ECSE 506: Stochastic Control and Decision Theory

Aditya Mahajan
Winter 2016

About  |  Lectures  |  Coursework


Assignment 2 (due Feb 24, 2016)

\(\def\PR{\mathbb P} \def\EXP{\mathbb E} \def\reals{\mathbb R} \def\integers{\mathbb Z}\)

Note: You may write code in any programming language for the problems that involve numerical solution.

  1. There are \(n\) jobs to be processed by a single machine. Processing job \(i\) takes a random time \(S_i\). Let \(μ_i = \EXP[S_i] < ∞\). A cost \(c_i\) is incurred per unit time until job \(i\) is completed.

    For example, suppose there are two jobs, and completing job \(1\) and \(2\) took \(s_i\) and \(s_2\) time units respectively. If the processing order was \(\{1,2\}\), then the cost incurred is \(c_1 s_1 + c_2 (s_1 + s_2)\). If the processing order was \(\{2,1\}\), then the cost incurred is \(c_2 s_2 + c_1 (s_1 + s_2)\).

    In what order should the jobs be processed so as to minimize the total expected cost?

  2. A prisoner wishes to escape from a prison. There are \(n\) passages that leads out of the prison, some of them are dead-ends, others have guards, and remaining are unguarded are lead outside the prison. More precisely, passage \(i\) might be a dead-end with probability \((1-p_i-q_i)\), might have a guard with probability \(q_i\), and might be unguarded and lead outside the prison with probability \(p_i\). Thus, if the prisoner tries passage \(i\), he will find that the passage is a dead-end with probability \((1-p_i-q_i)\) and he can come back and try other passages; he will be captured by a guard with probability \(q_i\), and he will escape with probability \(p_i\).
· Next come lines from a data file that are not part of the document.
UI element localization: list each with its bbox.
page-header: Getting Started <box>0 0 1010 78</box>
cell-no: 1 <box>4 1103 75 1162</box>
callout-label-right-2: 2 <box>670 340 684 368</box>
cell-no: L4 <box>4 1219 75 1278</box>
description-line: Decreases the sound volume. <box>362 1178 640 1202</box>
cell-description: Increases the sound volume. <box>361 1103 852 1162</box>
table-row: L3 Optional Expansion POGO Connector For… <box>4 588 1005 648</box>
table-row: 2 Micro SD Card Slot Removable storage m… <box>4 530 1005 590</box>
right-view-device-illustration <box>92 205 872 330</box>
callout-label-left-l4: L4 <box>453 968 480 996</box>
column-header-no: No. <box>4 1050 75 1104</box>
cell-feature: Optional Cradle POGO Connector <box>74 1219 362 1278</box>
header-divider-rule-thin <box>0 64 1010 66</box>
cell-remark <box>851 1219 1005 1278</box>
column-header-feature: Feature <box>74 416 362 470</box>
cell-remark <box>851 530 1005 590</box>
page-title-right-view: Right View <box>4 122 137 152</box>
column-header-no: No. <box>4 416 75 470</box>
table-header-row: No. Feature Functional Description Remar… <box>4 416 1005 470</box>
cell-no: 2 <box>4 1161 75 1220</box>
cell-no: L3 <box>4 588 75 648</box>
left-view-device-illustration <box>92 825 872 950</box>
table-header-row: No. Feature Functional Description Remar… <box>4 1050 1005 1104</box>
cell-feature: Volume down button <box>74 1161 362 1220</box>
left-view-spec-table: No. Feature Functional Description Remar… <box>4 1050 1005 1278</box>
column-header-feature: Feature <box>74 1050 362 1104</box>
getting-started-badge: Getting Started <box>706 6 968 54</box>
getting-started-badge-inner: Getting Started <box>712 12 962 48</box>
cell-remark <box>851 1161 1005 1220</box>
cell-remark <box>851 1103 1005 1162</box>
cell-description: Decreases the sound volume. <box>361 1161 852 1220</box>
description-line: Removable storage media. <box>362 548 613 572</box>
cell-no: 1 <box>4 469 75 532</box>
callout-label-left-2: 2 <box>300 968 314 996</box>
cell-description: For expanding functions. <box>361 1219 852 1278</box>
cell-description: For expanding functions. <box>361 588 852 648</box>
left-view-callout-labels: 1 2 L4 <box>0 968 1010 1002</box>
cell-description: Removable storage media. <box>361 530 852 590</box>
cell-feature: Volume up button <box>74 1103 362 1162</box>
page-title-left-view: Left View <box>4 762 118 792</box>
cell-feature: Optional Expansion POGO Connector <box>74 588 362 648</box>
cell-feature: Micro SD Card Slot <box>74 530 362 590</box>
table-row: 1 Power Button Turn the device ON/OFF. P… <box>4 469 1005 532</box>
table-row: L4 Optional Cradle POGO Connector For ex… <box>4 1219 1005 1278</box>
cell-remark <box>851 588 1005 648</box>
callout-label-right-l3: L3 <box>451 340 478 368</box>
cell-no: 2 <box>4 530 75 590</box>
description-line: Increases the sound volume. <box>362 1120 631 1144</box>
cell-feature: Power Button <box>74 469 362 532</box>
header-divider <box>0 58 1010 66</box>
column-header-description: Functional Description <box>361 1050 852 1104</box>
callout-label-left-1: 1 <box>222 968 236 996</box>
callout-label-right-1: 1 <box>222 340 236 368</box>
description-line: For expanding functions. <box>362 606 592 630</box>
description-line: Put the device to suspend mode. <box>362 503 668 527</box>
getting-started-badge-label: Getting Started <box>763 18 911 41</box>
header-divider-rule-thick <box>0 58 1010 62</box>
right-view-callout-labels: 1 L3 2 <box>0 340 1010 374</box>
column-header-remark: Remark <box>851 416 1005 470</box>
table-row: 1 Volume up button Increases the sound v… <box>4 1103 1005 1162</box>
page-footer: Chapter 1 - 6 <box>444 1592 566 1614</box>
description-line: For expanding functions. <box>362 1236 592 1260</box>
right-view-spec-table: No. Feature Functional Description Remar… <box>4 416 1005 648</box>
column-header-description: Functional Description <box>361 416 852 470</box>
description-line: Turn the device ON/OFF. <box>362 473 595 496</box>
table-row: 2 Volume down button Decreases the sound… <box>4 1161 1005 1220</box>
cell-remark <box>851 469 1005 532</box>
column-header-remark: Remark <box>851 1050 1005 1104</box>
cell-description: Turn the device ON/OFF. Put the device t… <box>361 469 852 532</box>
In what order should the prison test different passages if he wishes to maximize his probability of eventual escape? Does the optimal search order change if his objective is to minimize the probability of capture?
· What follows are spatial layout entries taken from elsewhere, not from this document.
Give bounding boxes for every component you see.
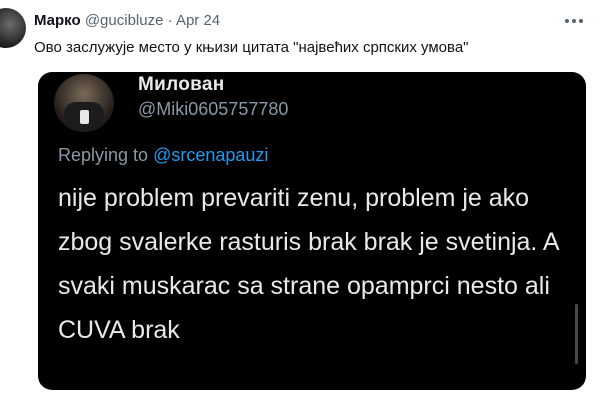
quoted-tweet-screenshot[interactable]: Милован @Miki0605757780 Replying to @src…: [38, 72, 586, 390]
tweet-author-avatar[interactable]: [0, 8, 26, 48]
more-horizontal-icon[interactable]: [564, 8, 584, 29]
avatar-emblem: [80, 110, 89, 124]
quoted-tweet-body: nije problem prevariti zenu, problem je …: [58, 184, 559, 344]
replying-prefix: Replying to: [58, 145, 149, 165]
replying-to-handle: @srcenapauzi: [153, 145, 269, 165]
tweet-author-handle[interactable]: @gucibluze: [85, 12, 164, 29]
tweet-text: Ово заслужује место у књизи цитата "најв…: [34, 39, 469, 56]
header-separator: ·: [167, 12, 173, 29]
replying-to-line: Replying to @srcenapauzi: [58, 145, 268, 166]
quoted-author-name: Милован: [138, 74, 225, 95]
scrollbar: [575, 304, 578, 364]
tweet-date[interactable]: Apr 24: [176, 12, 220, 29]
quoted-author-handle: @Miki0605757780: [138, 99, 289, 119]
tweet-header: Марко @gucibluze · Apr 24: [34, 12, 560, 30]
tweet-author-name[interactable]: Марко: [34, 12, 81, 29]
quoted-author-avatar: [54, 74, 114, 132]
  3. Let \(Q(x,u) = \begin{bmatrix} x \\ u \end{bmatrix}^\intercal M \begin{bmatrix} x \\ u \end{bmatrix}\), where \(M = \begin{bmatrix} P & Q \\ Q^\intercal & R \end{bmatrix}\), \(M\) is symmetric (and, therefore, so are \(P\) and \(R\)) and \(M\) and \(R\) are positive-definite.

    Define \(V(x) = \min _ {u} Q(x,u)\). Show that \(V(x) = x^\intercal S x\), where \(S\) is symmetric positive semidefinite (find \(S\) explicitly).

  4. Consider a deterministic LQR system with system dynamics: \(x_1 = [0\ 0]^\intercal\) and

    \[ x _ {t+1} = \begin{bmatrix} 1 & 1 \\ 0 & 1 \end{bmatrix} x _ t + \begin{bmatrix} 0 \\ 1 \end{bmatrix} u _ t\]

    Let \(Q = \text{diag}(2, 1)\), \(R = 1\), and \(T = 20\). The objective is to minimize the following tracking cost:

    \[ \sum_{t=1}^{T-1} \big[ (x_t - x^0_t)^\intercal Q (x_t - x^0_t) + u_t \intercal R u_t \big] + (x_T - x^0_T)^\intercal Q (x_T - x^0_T)\]

    where \(x^0_t\) is a reference signal given by

    \[ x^0_t = \begin{cases} [1\ 0]^\intercal & t \le 7 \\ [0\ 1]^\intercal & 7 < t \le 14 \\ [1\ 0]^\intercal & 14 < t \le 20 \end{cases}\]

    1. Compute the optimal control strategy and plot \(\{x_t\}\) and \(\{u_t\}\) over time. (See notes for explicit formulas for optimal tracking problems).

    2. Now suppose the system is stochastic and the dynamics are given by

      \[ x _ {t+1} = \begin{bmatrix} 1 & 1 \\ 0 & 1 \end{bmatrix} x _ t + \begin{bmatrix} 0 \\ 1 \end{bmatrix} u _ t + w_t \]

      where \(w_t\) is zero-mean Guassian noise with covariance \(\Sigma = \begin{bmatrix} 0.3 & 0.1 \\ 0.1 & 0.2 \end{bmatrix}\). When the control is chosen optimally, plot \(\{X_t\}\) and \(\{U_t\}\) for two different realizations of the noise process.